É necessário ficar atento para evitar o mergulho profundo em certezas no preto, branco e cinza que o impedirá de ver as demais “cores” do espectro das ideias. Há muitas outras possibilidades de pensamento e comportamento, há também diversas maneiras de percepção; basta se comportar de modo mais compassivo, colocando-se no lugar do outro para amenizar o “daltonismo das ideias e escolhas”. Afinal, as pessoas não são donas da verdade, apenas têm pontos de vistas diferentes que, na opinião de Leonardo Boff, “Todo ponto de vista é a vista de um ponto. Para entender como alguém lê, é necessário saber como são seus olhos e qual é a sua visão do mundo”.

4 comments

  1. Eduardo 25 julho, 2019 at 21:21 Responder

    Excelente texto (falo sério).

    Mas, o que dizer quando o “ponto de vista” do outro é a intolerância, o ódio e o preconceito?

    Por exemplo: o autor usaria seu tempo para entender que por não ser “dono da verdade” pode ou deve aceitar alguém que nutre ojeriza por todos os que se chamam “Arlicélio”? Ou aceitaria alguém que odeia professores da UESC?

    Será que o autor também acha válido voltarmos a “discutir” ou “debater” o nazismo? Ou que julguemos válido atitudes fascistas?

    Seria válido aceitarmos a estupidez do racismo? Há algum “ponto de vista” correto para validar a homofobia???

    De fato, são questões que devem ser discutidas, analisadas, pensadas… Mas, a análise racional daquilo que é constatavelmente nocivo á sociedade não pode ser confundido com aceitação (apenas porque é a “opinião”).

    Lembremos as lições dos antigos gregos quanto à validade da “doxa”.

    *-*-*-*

    O alerta quanto à intolerância e a arrogância é válido, mas é preciso separar o joio do trigo.

    Nos dias atuais, em que a internet hiperboliza e multiplica a estupidez, é preciso que não haja espaço para que o absurdo da “maldade ideológica” seja plantada.

    Determinados tons não são “cores”, são deturpações absurdas, manchas que encobrem a realidade transformando-a em uma visão turva que se não for devidamente esclarecida só produz “riscos” (ilegíveis).

    Podemos aceitar perspectivas distintas, desde que em ambas prevaleça o ideal de respeito à dignidade humana… Qualquer outra “ideia” que atente contra o ser humano (seja por que motivo for) deve ser rechaçada (e não merece respeito).

    *-*-*-*-*-**

    Reitero: Excelente texto.

    O texto traz pertinentes reflexões em um momento em que, mais do que nunca, precisamos (mesmo) pensar melhor. Parabéns ao autor.

  2. Edmundo Pereira Filho 26 julho, 2019 at 09:04 Responder

    Meu querido amigo Arlicélio, lindo texto! Deve ser duro saber dos daltônicos de pensamentos e valores sendo acometido de tetracromatismo como você é. Uma alteração genética oposta ao daltonismo.

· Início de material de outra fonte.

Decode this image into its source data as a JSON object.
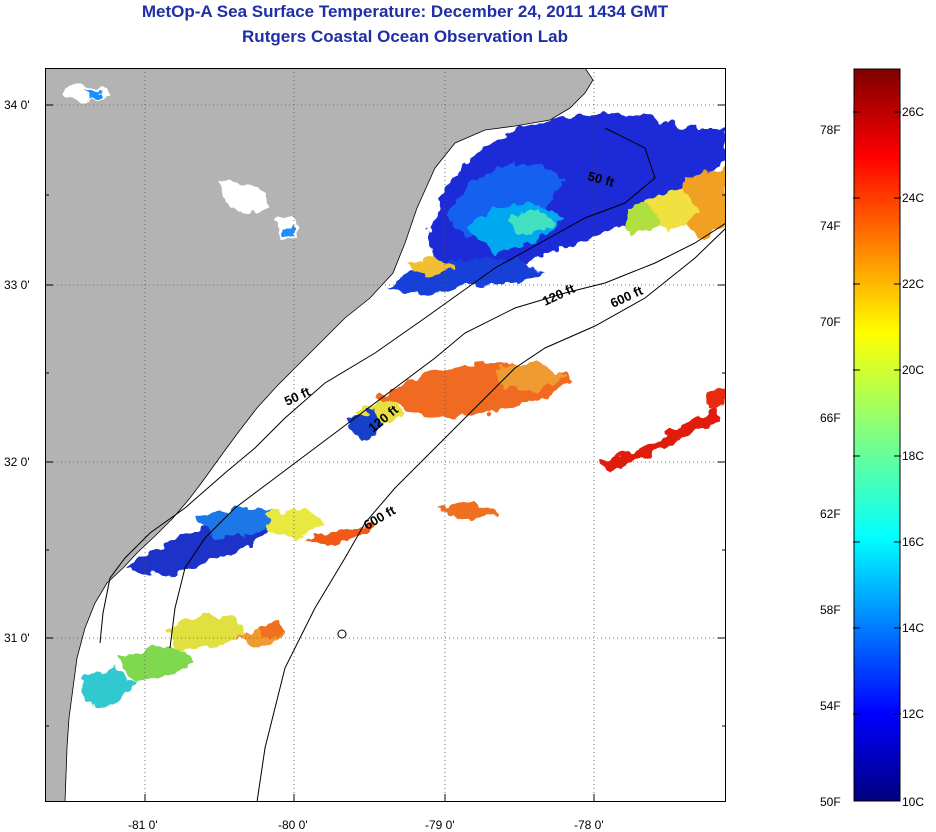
{
  "title_line1": "MetOp-A Sea Surface Temperature:  December 24, 2011 1434 GMT",
  "title_line2": "Rutgers Coastal Ocean Observation Lab",
  "x_ticks": [
    "-81 0'",
    "-80 0'",
    "-79 0'",
    "-78 0'"
  ],
  "y_ticks": [
    "34 0'",
    "33 0'",
    "32 0'",
    "31 0'"
  ],
  "contours": [
    "50 ft",
    "120 ft",
    "600 ft",
    "50 ft",
    "120 ft",
    "600 ft"
  ],
  "colorbar": {
    "fahrenheit": [
      "78F",
      "74F",
      "70F",
      "66F",
      "62F",
      "58F",
      "54F",
      "50F"
    ],
    "celsius": [
      "26C",
      "24C",
      "22C",
      "20C",
      "18C",
      "16C",
      "14C",
      "12C",
      "10C"
    ],
    "min_c": 10,
    "max_c": 27
  },
  "colors": {
    "land": "#b3b3b3",
    "title": "#1f2fa8"
  }
}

  3. Carlos Pirovani 19 setembro, 2019 at 12:12 Responder

    Meu amigo Arlicélio,
    Mais uma vez, nos premia com uma ótima reflexão. A analogia dos indivíduos de “mentes fechadas” com o caso do daltonismo é muito boa. Precisamos lembrar que o nervo ótico leva as informações das cores em direção ao cérebro e este sim é que processa tudo. Aí entra a percepção, o processamento de tudo isto e assim,sou levado a pensar que os casos abordados no comentário do Eduardo, exemplificando a defesa do indefensável que é feita por muitos indivíduos, não trata-se de daltonismo, mais de anomalias que ocorre a partir do nervo ótico. O indivíduo que não tem defeito nesta parte do “ciclo da visão”, mesmo que não tenha globo ocular, conseguirá ver um mundo multicolorido e com todas as matizes possíveis. Por outro lado, indivíduos que apresentam anormalidade no percurso neural, principalmente na parte que está embutida dentro massa cinzenta, verá o mudo desprovido de qualquer pigmento.